While at first blush it appears registered users are keeping pace with the unique visitor growth, a closer look at the unique visitors to new registered users rate shows that the overall quality of unique visitors in terms of conversion to registered users is starting to slip, down by 13% in 2 months.
Marketing costs per new registered user are also climbing, but take a look at marketing costs per new paying user -- the falling cost indicates that while the quality of unique visitors in terms of creating registered users is declining, the conversion rate from these reduced registered users to paying users is actually higher.
Management is moving the marketing costs in the right direction and, assuming pricing has stayed constant, likely operating the game well, as they must be increasing the conversion rate of paying users by attracting a better new registered user, keeping their existing registered users happy, or combination of both.
|Download Client MMORPG||January||February||March|
|Unique Visitors for the month||322,423||341,732||329,215|
|Marketing cost per UV||$0.16||$0.15||$0.14|
|New Registered Users||30,317||33,644||29,459|
|UVs to New RUs Rate||9.40%||9.85%||8.95%|
|Marketing cost per new RU||$1.70||$1.52||$1.56|
|New Paying Users||8441||7464||6311|
|Marketing costs per new PU||$6.11||$6.87||$7.30|
Looking at the free-to-play, microtransaction-supported MMORPG downloaded PC client game above, we see unique visitors moving up and down each month while marketing cost per unique visitor is trending down almost 12.5% in two months. However, we see New registered users have only dipped 2.8% over the same period. So right away we can see that management has either found a cheaper source of ads to buy, free referrals are improving, or a combination of both.
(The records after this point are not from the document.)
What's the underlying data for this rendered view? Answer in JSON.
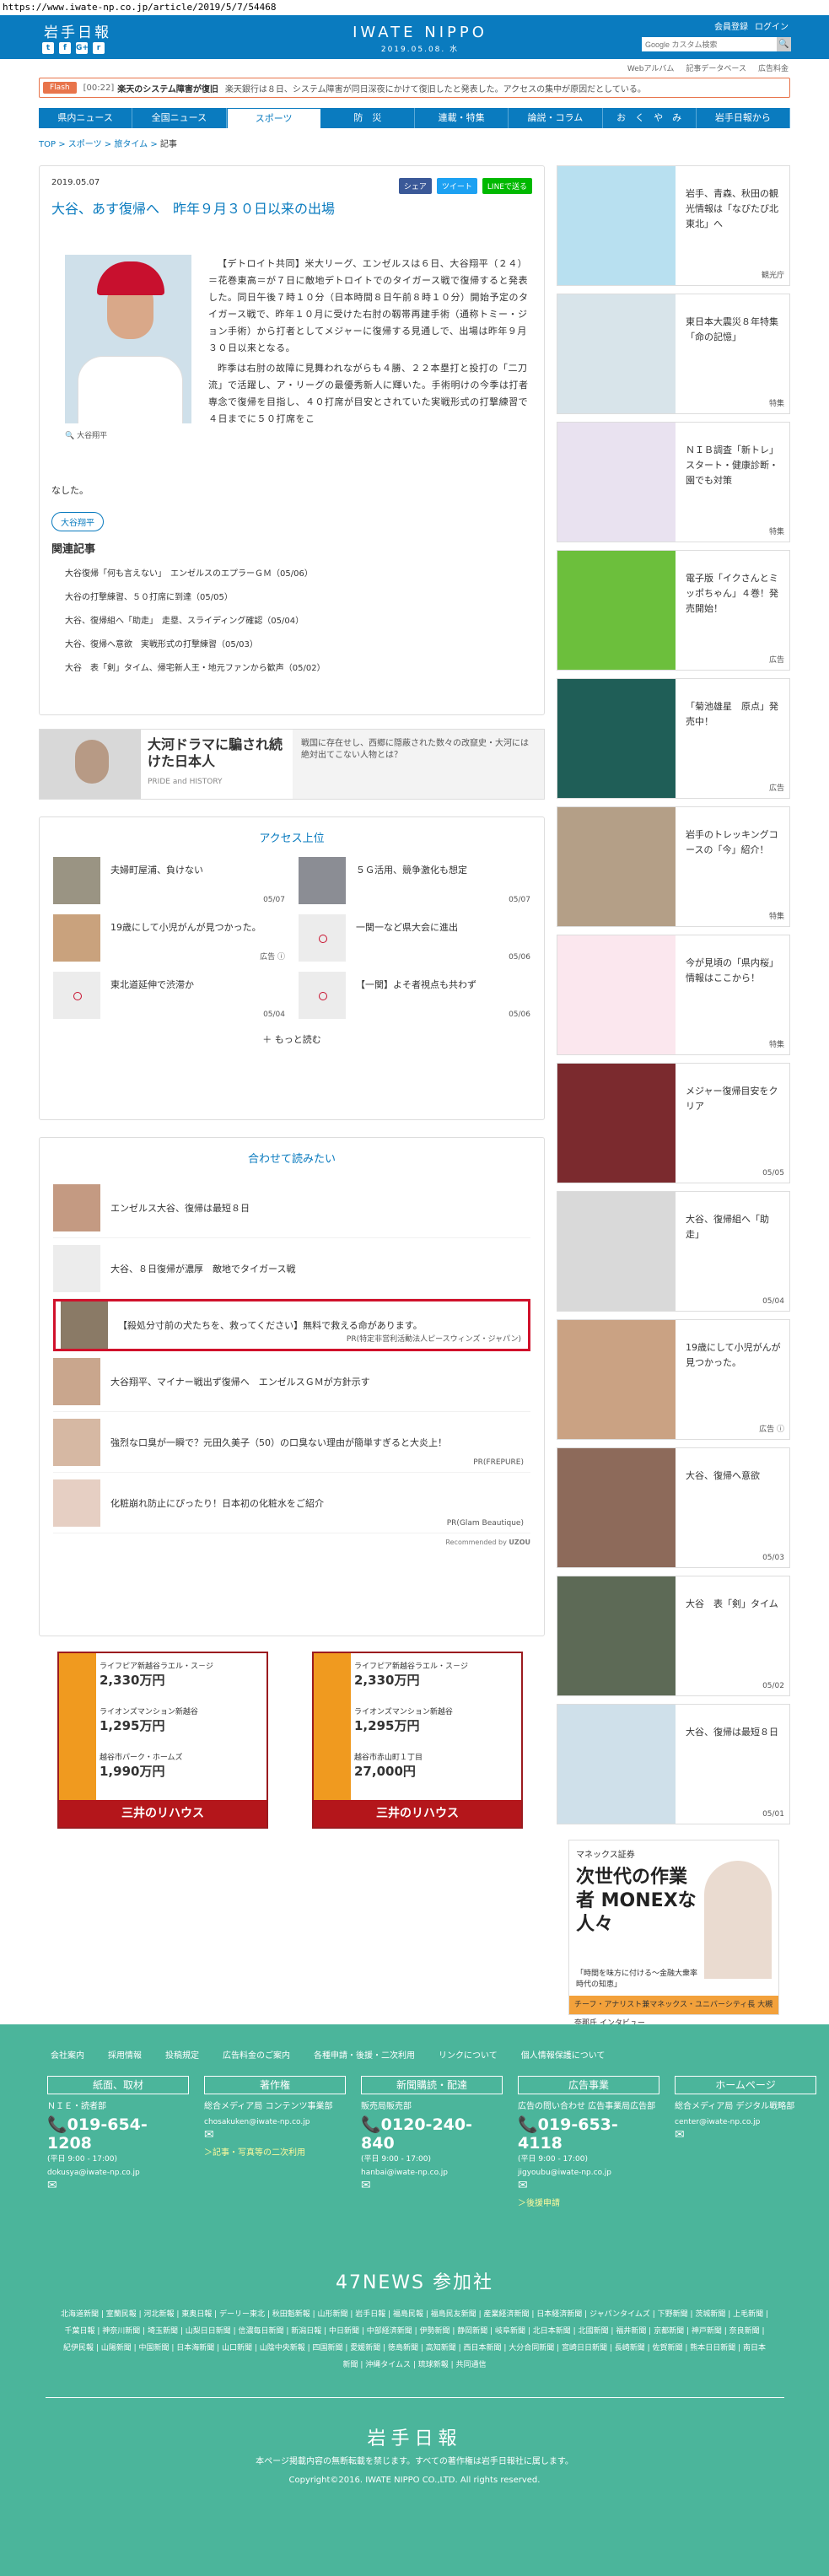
{
  "url": "https://www.iwate-np.co.jp/article/2019/5/7/54468",
  "header": {
    "logo": "岩手日報",
    "center_logo": "IWATE NIPPO",
    "center_date": "2019.05.08. 水",
    "links": [
      "会員登録",
      "ログイン"
    ],
    "search_placeholder": "Google カスタム検索",
    "social": [
      "t",
      "f",
      "G+",
      "r"
    ]
  },
  "subnav": [
    "Webアルバム",
    "記事データベース",
    "広告料金"
  ],
  "flash": {
    "tag": "Flash",
    "time": "[00:22]",
    "title": "楽天のシステム障害が復旧",
    "body": "楽天銀行は８日、システム障害が同日深夜にかけて復旧したと発表した。アクセスの集中が原因だとしている。"
  },
  "gnav": [
    "県内ニュース",
    "全国ニュース",
    "スポーツ",
    "防　災",
    "連載・特集",
    "論説・コラム",
    "お　く　や　み",
    "岩手日報から"
  ],
  "breadcrumb": [
    "TOP",
    "スポーツ",
    "旅タイム",
    "記事"
  ],
  "article": {
    "date": "2019.05.07",
    "share": [
      "シェア",
      "ツイート",
      "LINEで送る"
    ],
    "title": "大谷、あす復帰へ　昨年９月３０日以来の出場",
    "caption": "大谷翔平",
    "paragraphs": [
      "【デトロイト共同】米大リーグ、エンゼルスは６日、大谷翔平（２４）＝花巻東高＝が７日に敵地デトロイトでのタイガース戦で復帰すると発表した。同日午後７時１０分（日本時間８日午前８時１０分）開始予定のタイガース戦で、昨年１０月に受けた右肘の靱帯再建手術（通称トミー・ジョン手術）から打者としてメジャーに復帰する見通しで、出場は昨年９月３０日以来となる。",
      "昨季は右肘の故障に見舞われながらも４勝、２２本塁打と投打の「二刀流」で活躍し、ア・リーグの最優秀新人に輝いた。手術明けの今季は打者専念で復帰を目指し、４０打席が目安とされていた実戦形式の打撃練習で４日までに５０打席をこ"
    ],
    "tail": "なした。",
    "tag": "大谷翔平"
  },
  "related": {
    "heading": "関連記事",
    "items": [
      "大谷復帰「何も言えない」　エンゼルスのエプラーＧＭ（05/06）",
      "大谷の打撃練習、５０打席に到達（05/05）",
      "大谷、復帰組へ「助走」　走塁、スライディング確認（05/04）",
      "大谷、復帰へ意欲　実戦形式の打撃練習（05/03）",
      "大谷　表「剣」タイム、帰宅新人王・地元ファンから歓声（05/02）"
    ]
  },
  "ad_row": {
    "headline": "大河ドラマに騙され続けた日本人",
    "source": "PRIDE and HISTORY",
    "text": "戦国に存在せし、西郷に隠蔽された数々の改竄史・大河には絶対出てこない人物とは？"
  },
  "ranking": {
    "heading": "アクセス上位",
    "items": [
      {
        "title": "夫婦町屋浦、負けない",
        "date": "05/07"
      },
      {
        "title": "５Ｇ活用、競争激化も想定",
        "date": "05/07"
      },
      {
        "title": "19歳にして小児がんが見つかった。",
        "date": "広告 ⓘ"
      },
      {
        "title": "一関一など県大会に進出",
        "date": "05/06"
      },
      {
        "title": "東北道延伸で渋滞か",
        "date": "05/04"
      },
      {
        "title": "【一関】よそ者視点も共わず",
        "date": "05/06"
      }
    ],
    "more": "もっと読む"
  },
  "recommend": {
    "heading": "合わせて読みたい",
    "items": [
      {
        "title": "エンゼルス大谷、復帰は最短８日",
        "src": ""
      },
      {
        "title": "大谷、８日復帰が濃厚　敵地でタイガース戦",
        "src": ""
      },
      {
        "title": "【殺処分寸前の犬たちを、救ってください】無料で救える命があります。",
        "src": "PR(特定非営利活動法人ピースウィンズ・ジャパン)"
      },
      {
        "title": "大谷翔平、マイナー戦出ず復帰へ　エンゼルスＧＭが方針示す",
        "src": ""
      },
      {
        "title": "強烈な口臭が一瞬で？元田久美子（50）の口臭ない理由が簡単すぎると大炎上！",
        "src": "PR(FREPURE)"
      },
      {
        "title": "化粧崩れ防止にぴったり！日本初の化粧水をご紹介",
        "src": "PR(Glam Beautique)"
      }
    ],
    "by": "Recommended by"
  },
  "banners": [
    {
      "r1": "ライフピア新越谷ラエル・ス－ジ",
      "p1": "2,330",
      "r2": "ライオンズマンション新越谷",
      "p2": "1,295",
      "r3": "越谷市パーク・ホームズ",
      "p3": "1,990",
      "foot": "三井のリハウス"
    },
    {
      "r1": "ライフピア新越谷ラエル・ス－ジ",
      "p1": "2,330",
      "r2": "ライオンズマンション新越谷",
      "p2": "1,295",
      "r3": "越谷市赤山町１丁目",
      "p3": "27,000",
      "foot": "三井のリハウス"
    }
  ],
  "sidebar": {
    "items": [
      {
        "title": "岩手、青森、秋田の観光情報は「なびたび北東北」へ",
        "src": "観光庁"
      },
      {
        "title": "東日本大震災８年特集「命の記憶」",
        "src": "特集"
      },
      {
        "title": "ＮＩＢ調査「新トレ」スタート・健康診断・園でも対策",
        "src": "特集"
      },
      {
        "title": "電子版「イクさんとミッポちゃん」４巻！発売開始！",
        "src": "広告"
      },
      {
        "title": "「菊池雄星　原点」発売中！",
        "src": "広告"
      },
      {
        "title": "岩手のトレッキングコースの「今」紹介！",
        "src": "特集"
      },
      {
        "title": "今が見頃の「県内桜」情報はここから！",
        "src": "特集"
      },
      {
        "title": "メジャー復帰目安をクリア",
        "src": "05/05"
      },
      {
        "title": "大谷、復帰組へ「助走」",
        "src": "05/04"
      },
      {
        "title": "19歳にして小児がんが見つかった。",
        "src": "広告 ⓘ"
      },
      {
        "title": "大谷、復帰へ意欲",
        "src": "05/03"
      },
      {
        "title": "大谷　表「剣」タイム",
        "src": "05/02"
      },
      {
        "title": "大谷、復帰は最短８日",
        "src": "05/01"
      }
    ],
    "ad": {
      "brand": "マネックス証券",
      "big": "次世代の作業者 MONEXな人々",
      "small": "「時間を味方に付ける〜金融大衆率時代の知恵」",
      "strip": "チーフ・アナリスト兼マネックス・ユニバーシティ長 大槻奈那氏 インタビュー"
    }
  },
  "footer": {
    "links": [
      "会社案内",
      "採用情報",
      "投稿規定",
      "広告料金のご案内",
      "各種申請・後援・二次利用",
      "リンクについて",
      "個人情報保護について"
    ],
    "cols": [
      {
        "head": "紙面、取材",
        "label": "ＮＩＥ・読者部",
        "tel": "019-654-1208",
        "hours": "(平日 9:00 - 17:00)",
        "mail": "dokusya@iwate-np.co.jp",
        "extra": ""
      },
      {
        "head": "著作権",
        "label": "総合メディア局 コンテンツ事業部",
        "tel": "",
        "hours": "",
        "mail": "chosakuken@iwate-np.co.jp",
        "extra": "＞記事・写真等の二次利用"
      },
      {
        "head": "新聞購読・配達",
        "label": "販売局販売部",
        "tel": "0120-240-840",
        "hours": "(平日 9:00 - 17:00)",
        "mail": "hanbai@iwate-np.co.jp",
        "extra": ""
      },
      {
        "head": "広告事業",
        "label": "広告の問い合わせ 広告事業局広告部",
        "tel": "019-653-4118",
        "hours": "(平日 9:00 - 17:00)",
        "mail": "jigyoubu@iwate-np.co.jp",
        "extra": "＞後援申請"
      },
      {
        "head": "ホームページ",
        "label": "総合メディア局 デジタル戦略部",
        "tel": "",
        "hours": "",
        "mail": "center@iwate-np.co.jp",
        "extra": ""
      }
    ],
    "news47": "47NEWS 参加社",
    "papers": "北海道新聞 | 室蘭民報 | 河北新報 | 東奥日報 | デーリー東北 | 秋田魁新報 | 山形新聞 | 岩手日報 | 福島民報 | 福島民友新聞 | 産業経済新聞 | 日本経済新聞 | ジャパンタイムズ | 下野新聞 | 茨城新聞 | 上毛新聞 | 千葉日報 | 神奈川新聞 | 埼玉新聞 | 山梨日日新聞 | 信濃毎日新聞 | 新潟日報 | 中日新聞 | 中部経済新聞 | 伊勢新聞 | 静岡新聞 | 岐阜新聞 | 北日本新聞 | 北國新聞 | 福井新聞 | 京都新聞 | 神戸新聞 | 奈良新聞 | 紀伊民報 | 山陽新聞 | 中国新聞 | 日本海新聞 | 山口新聞 | 山陰中央新報 | 四国新聞 | 愛媛新聞 | 徳島新聞 | 高知新聞 | 西日本新聞 | 大分合同新聞 | 宮崎日日新聞 | 長崎新聞 | 佐賀新聞 | 熊本日日新聞 | 南日本新聞 | 沖縄タイムス | 琉球新報 | 共同通信",
    "logo": "岩手日報",
    "notice": "本ページ掲載内容の無断転載を禁じます。すべての著作権は岩手日報社に属します。",
    "copyright": "Copyright©2016. IWATE NIPPO CO.,LTD. All rights reserved."
  }
}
However, we see that the unique visitors to new registered users rate has declined by 4.8% in two months indicating that the unique visitors -- while cheaper -- are of lower quality in terms of registered user conversion. Worse, we see the lower marketing cost per unique visitors has caused paying user conversion to plummet 25.3% in two months which has pushed marketing costs per new paying user up by 19.5%.
Unless there is a significant uptick in revenue
per paying user, management is clearly starting to struggle with their
marketing plan, or there is an underlying quality problem with the game
that is slowing the uptake of new registered users and paying users. Management would need
to return to buying more expensive unique visitors to see if the registered users and paying users' conversion
rate move back up before we could tell for certain.
What about metrics that should not be used to compare games?
There are lots. Average revenue per user (ARPU) jumps out as one of the worst offenders. As every game has different play styles, targets different demographics, has different operating costs, and can be in different stages of content released to gamers, comparing ARPU of one game to another can be very misleading.
Average revenue per user is very useful to trend within the context of a single game as it measures how well paying users are responding to new content (or lack thereof) and marketing efforts directed at Paying Users. ARPU is also a strong indicator of when a game has peaked with its current marketing efforts and game content.
Another set of metrics that come to mind are those concerned with the average time of a user play session and the average number of sessions a user plays over a given time period such as on a monthly basis. These metrics can point to how engaging a game is to play, and there is clearly a correlation between time spent playing and the revenue from the user.
However, trying to compare these metrics across games, even in the same genre, is fraught with risk. Play session time is driven by content design and intangible "fun" or playability of the game. These two factors do not always go together. A 10,000 piece jigsaw puzzle (content design) can take a lot of time to solve, but not be fun for many users.